High School Math: using technology in the classroom

“It was much different in our times…” is a cliché that we often hear from our elders. But now, it is my turn to say it. When I was in high school, which corresponds to the late 1980’s, we did not have the luxury of exploiting technology in our math classes. In order to sketch the graph of a function, we had to perform a series of tedious steps which would yield a graph that we were never a hundred percent sure of, and unfortunately, we would have to count on the sketch presented in the text book. I can also remember going over a number of books and tens of graphing exercises prior to a really scary precalculus exam.

Once when I was in high school, I came upon a question similar to this one:

How many real solutions does the equation given by e^x = x^3 + 4 have?

At first sight, it really did not ring a bell and I desperately looked up the solution: Sketch the graphs of y = e^x and y = x^3 + 4 on the same set of coordinate axes and observe the number of intersection points. This was a complete awakening for me (and would later constitute a major corner stone in my math teaching career: I wrote a book, based upon how to exploit the capabilities of the graphing calculator, which was recognized by many as well as the US Department of Education).
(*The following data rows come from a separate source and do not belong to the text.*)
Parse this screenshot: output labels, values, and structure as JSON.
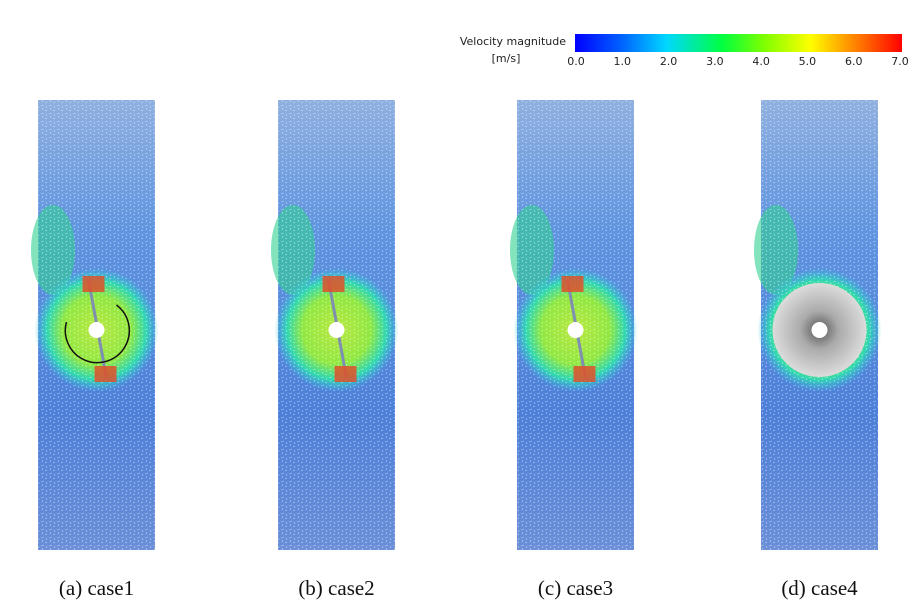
{
  "colorbar": {
    "title": "Velocity magnitude",
    "unit": "[m/s]",
    "range": [
      0,
      7
    ],
    "ticks": [
      {
        "value": 0,
        "label": "0.0"
      },
      {
        "value": 1,
        "label": "1.0"
      },
      {
        "value": 2,
        "label": "2.0"
      },
      {
        "value": 3,
        "label": "3.0"
      },
      {
        "value": 4,
        "label": "4.0"
      },
      {
        "value": 5,
        "label": "5.0"
      },
      {
        "value": 6,
        "label": "6.0"
      },
      {
        "value": 7,
        "label": "7.0"
      }
    ]
  },
  "panels": [
    {
      "caption": "(a)  case1"
    },
    {
      "caption": "(b)  case2"
    },
    {
      "caption": "(c)  case3"
    },
    {
      "caption": "(d)  case4"
    }
  ]
}
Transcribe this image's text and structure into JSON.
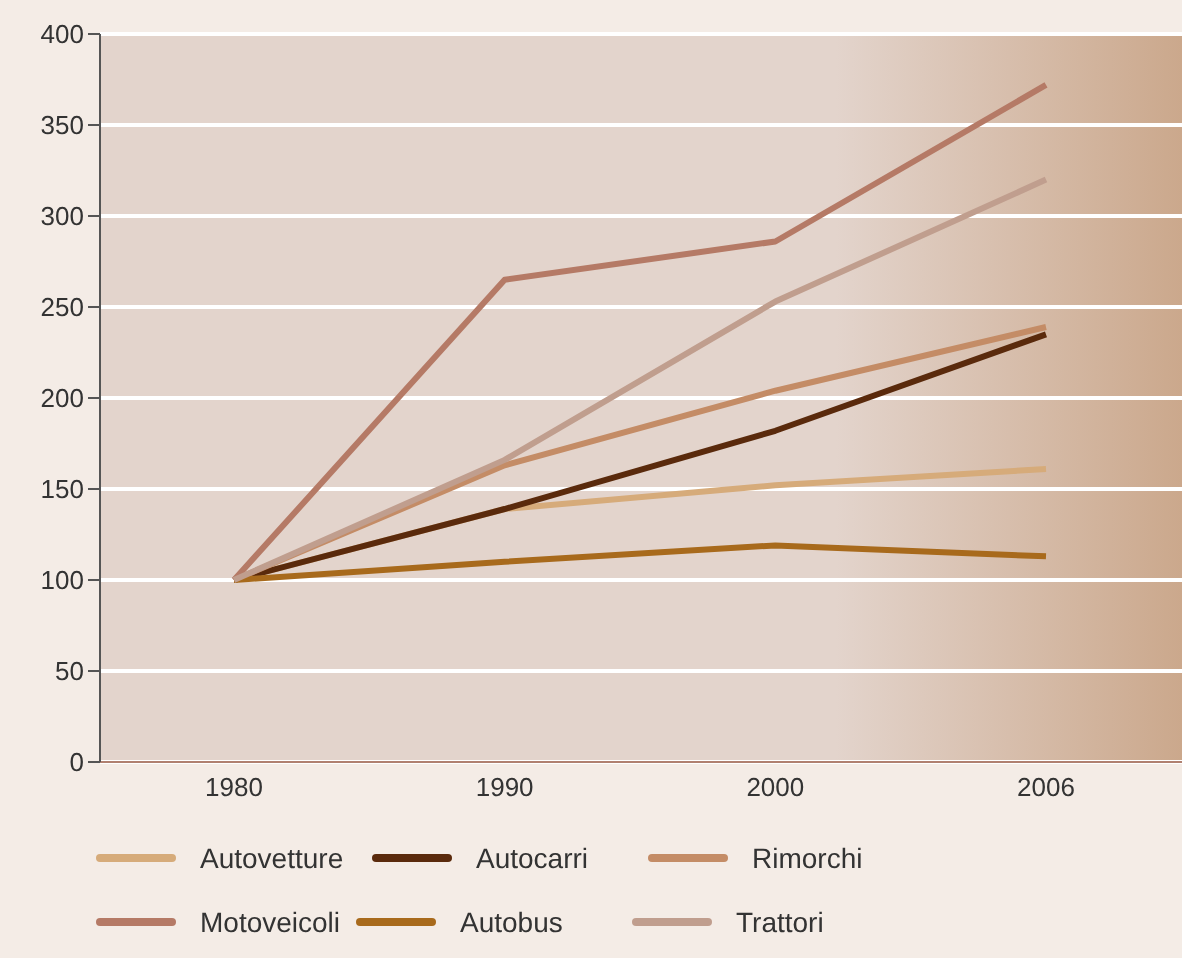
{
  "chart_data": {
    "type": "line",
    "categories": [
      "1980",
      "1990",
      "2000",
      "2006"
    ],
    "series": [
      {
        "name": "Autovetture",
        "color": "#d6ab7a",
        "values": [
          100,
          139,
          152,
          161
        ]
      },
      {
        "name": "Autocarri",
        "color": "#5a2a0c",
        "values": [
          100,
          139,
          182,
          235
        ]
      },
      {
        "name": "Rimorchi",
        "color": "#c48c66",
        "values": [
          100,
          163,
          204,
          239
        ]
      },
      {
        "name": "Motoveicoli",
        "color": "#b57a66",
        "values": [
          100,
          265,
          286,
          372
        ]
      },
      {
        "name": "Autobus",
        "color": "#a86a1c",
        "values": [
          100,
          110,
          119,
          113
        ]
      },
      {
        "name": "Trattori",
        "color": "#c09e8e",
        "values": [
          100,
          166,
          253,
          320
        ]
      }
    ],
    "ylim": [
      0,
      400
    ],
    "yticks": [
      0,
      50,
      100,
      150,
      200,
      250,
      300,
      350,
      400
    ],
    "grid": "y",
    "legend": "bottom",
    "marker": "none",
    "line_style": "solid"
  }
}
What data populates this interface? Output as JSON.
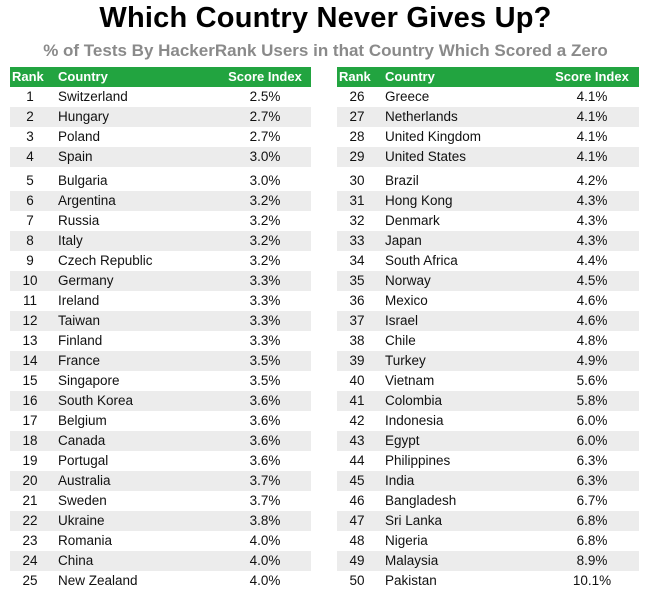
{
  "title": "Which Country Never Gives Up?",
  "subtitle": "% of Tests By HackerRank Users in that Country Which Scored a Zero",
  "colors": {
    "header_bg": "#22a440",
    "alt_row": "#ececec",
    "subtitle": "#8a8a8a"
  },
  "chart_data": {
    "type": "table",
    "columns": [
      "Rank",
      "Country",
      "Score Index"
    ],
    "left_rows": [
      [
        "1",
        "Switzerland",
        "2.5%"
      ],
      [
        "2",
        "Hungary",
        "2.7%"
      ],
      [
        "3",
        "Poland",
        "2.7%"
      ],
      [
        "4",
        "Spain",
        "3.0%"
      ],
      [
        "5",
        "Bulgaria",
        "3.0%"
      ],
      [
        "6",
        "Argentina",
        "3.2%"
      ],
      [
        "7",
        "Russia",
        "3.2%"
      ],
      [
        "8",
        "Italy",
        "3.2%"
      ],
      [
        "9",
        "Czech Republic",
        "3.2%"
      ],
      [
        "10",
        "Germany",
        "3.3%"
      ],
      [
        "11",
        "Ireland",
        "3.3%"
      ],
      [
        "12",
        "Taiwan",
        "3.3%"
      ],
      [
        "13",
        "Finland",
        "3.3%"
      ],
      [
        "14",
        "France",
        "3.5%"
      ],
      [
        "15",
        "Singapore",
        "3.5%"
      ],
      [
        "16",
        "South Korea",
        "3.6%"
      ],
      [
        "17",
        "Belgium",
        "3.6%"
      ],
      [
        "18",
        "Canada",
        "3.6%"
      ],
      [
        "19",
        "Portugal",
        "3.6%"
      ],
      [
        "20",
        "Australia",
        "3.7%"
      ],
      [
        "21",
        "Sweden",
        "3.7%"
      ],
      [
        "22",
        "Ukraine",
        "3.8%"
      ],
      [
        "23",
        "Romania",
        "4.0%"
      ],
      [
        "24",
        "China",
        "4.0%"
      ],
      [
        "25",
        "New Zealand",
        "4.0%"
      ]
    ],
    "right_rows": [
      [
        "26",
        "Greece",
        "4.1%"
      ],
      [
        "27",
        "Netherlands",
        "4.1%"
      ],
      [
        "28",
        "United Kingdom",
        "4.1%"
      ],
      [
        "29",
        "United States",
        "4.1%"
      ],
      [
        "30",
        "Brazil",
        "4.2%"
      ],
      [
        "31",
        "Hong Kong",
        "4.3%"
      ],
      [
        "32",
        "Denmark",
        "4.3%"
      ],
      [
        "33",
        "Japan",
        "4.3%"
      ],
      [
        "34",
        "South Africa",
        "4.4%"
      ],
      [
        "35",
        "Norway",
        "4.5%"
      ],
      [
        "36",
        "Mexico",
        "4.6%"
      ],
      [
        "37",
        "Israel",
        "4.6%"
      ],
      [
        "38",
        "Chile",
        "4.8%"
      ],
      [
        "39",
        "Turkey",
        "4.9%"
      ],
      [
        "40",
        "Vietnam",
        "5.6%"
      ],
      [
        "41",
        "Colombia",
        "5.8%"
      ],
      [
        "42",
        "Indonesia",
        "6.0%"
      ],
      [
        "43",
        "Egypt",
        "6.0%"
      ],
      [
        "44",
        "Philippines",
        "6.3%"
      ],
      [
        "45",
        "India",
        "6.3%"
      ],
      [
        "46",
        "Bangladesh",
        "6.7%"
      ],
      [
        "47",
        "Sri Lanka",
        "6.8%"
      ],
      [
        "48",
        "Nigeria",
        "6.8%"
      ],
      [
        "49",
        "Malaysia",
        "8.9%"
      ],
      [
        "50",
        "Pakistan",
        "10.1%"
      ]
    ]
  }
}
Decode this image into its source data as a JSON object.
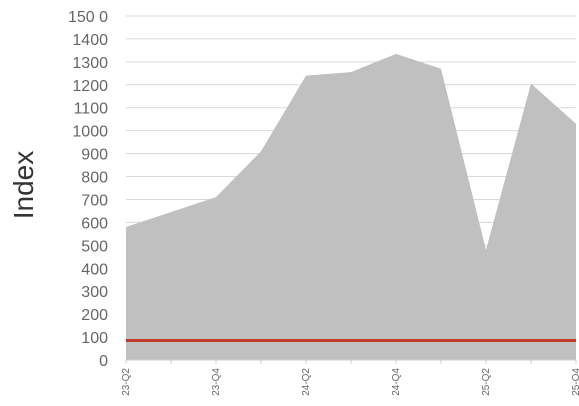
{
  "chart_data": {
    "type": "area",
    "ylabel": "Index",
    "xlabel": "",
    "title": "",
    "ylim": [
      0,
      1500
    ],
    "y_ticks": [
      0,
      100,
      200,
      300,
      400,
      500,
      600,
      700,
      800,
      900,
      1000,
      1100,
      1200,
      1300,
      1400,
      1500
    ],
    "y_tick_labels": [
      "0",
      "100",
      "200",
      "300",
      "400",
      "500",
      "600",
      "700",
      "800",
      "900",
      "1000",
      "1100",
      "1200",
      "1300",
      "1400",
      "150 0"
    ],
    "x_tick_labels": [
      "23-Q2",
      "23-Q4",
      "24-Q2",
      "24-Q4",
      "25-Q2",
      "25-Q4"
    ],
    "x": [
      "23-Q2",
      "23-Q3",
      "23-Q4",
      "24-Q1",
      "24-Q2",
      "24-Q3",
      "24-Q4",
      "25-Q1",
      "25-Q2",
      "25-Q3",
      "25-Q4"
    ],
    "series": [
      {
        "values": [
          580,
          645,
          710,
          910,
          1240,
          1255,
          1335,
          1270,
          480,
          1205,
          1030
        ],
        "color": "#c0c0c0",
        "kind": "area"
      },
      {
        "values": [
          85,
          85,
          85,
          85,
          85,
          85,
          85,
          85,
          85,
          85,
          85
        ],
        "color": "#c0392b",
        "kind": "line"
      }
    ],
    "grid": true,
    "legend": "none"
  }
}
Now, if I make the following claim, what would you think?

It is possible to solve any type of equation or inequality with a graphing calculator, whether it is algebraic, trigonometric, exponential, logarithmic, polynomial, or transcendental, in a similar way without having to perform tedious steps.

With a graphing calculator, yes, it is possible. However, it would be such a waste not to exploit other useful functions of these brilliant handheld computers that are given the modest name of “graphing calculators”. With our mathematical knowledge and what is already there within those handheld giants, the sky is the limit to what can be performed, mathematically speaking!

For instance, let us consider the following question:

What is the equation of the parabola that passes through the points (2, 0), (4, 6), (-3, 20)?

Here is one approach to the solution: Let the parabola be y = ax^2+ bx + c. Plug in the points and you get the three equations given by 4a + 2b + c = 0, 16a + 4b + c = 6 and 9a – 3b + c = 20. Now you have a linear system of three unknowns and three equations that you can use to solve for a, b and c to find the correct solution: a = 1, b = – 3 and c = 2.

Now, how can you use technology to help you? Can you use it to solve the linear system for a, b and c? Yes, indeed you can. But let me propose a rather “radical” approach. Does your graphing calculator perform quadratic regression? I bet it does. I suggest that you use quadratic regression to find the equation of the parabola; since you have three points and no more, quadratic regression will exactly give you the parabola that passes through all three of these points and in one easy step. I believe this approach is much better than what I used to be doing when I was in high school since it saves lots of time avoiding the danger of making a mistake while solving the system of three equations for the three unknowns.

Consequently, in the level of civilization attained today, we do have the luxury of using technology. All it takes is to use this option smartly by combining the capabilities of technology with our knowledge of mathematics. Thus, we can not only increase the quality of our teaching, but also speed up the teaching and learning process. Here is a humble opinion of mine: There will be times when the difference between a fair math teacher and a good one will depend on how competently that teacher employs technology in the classroom. Believe me, my dear friends, those times have already arrived!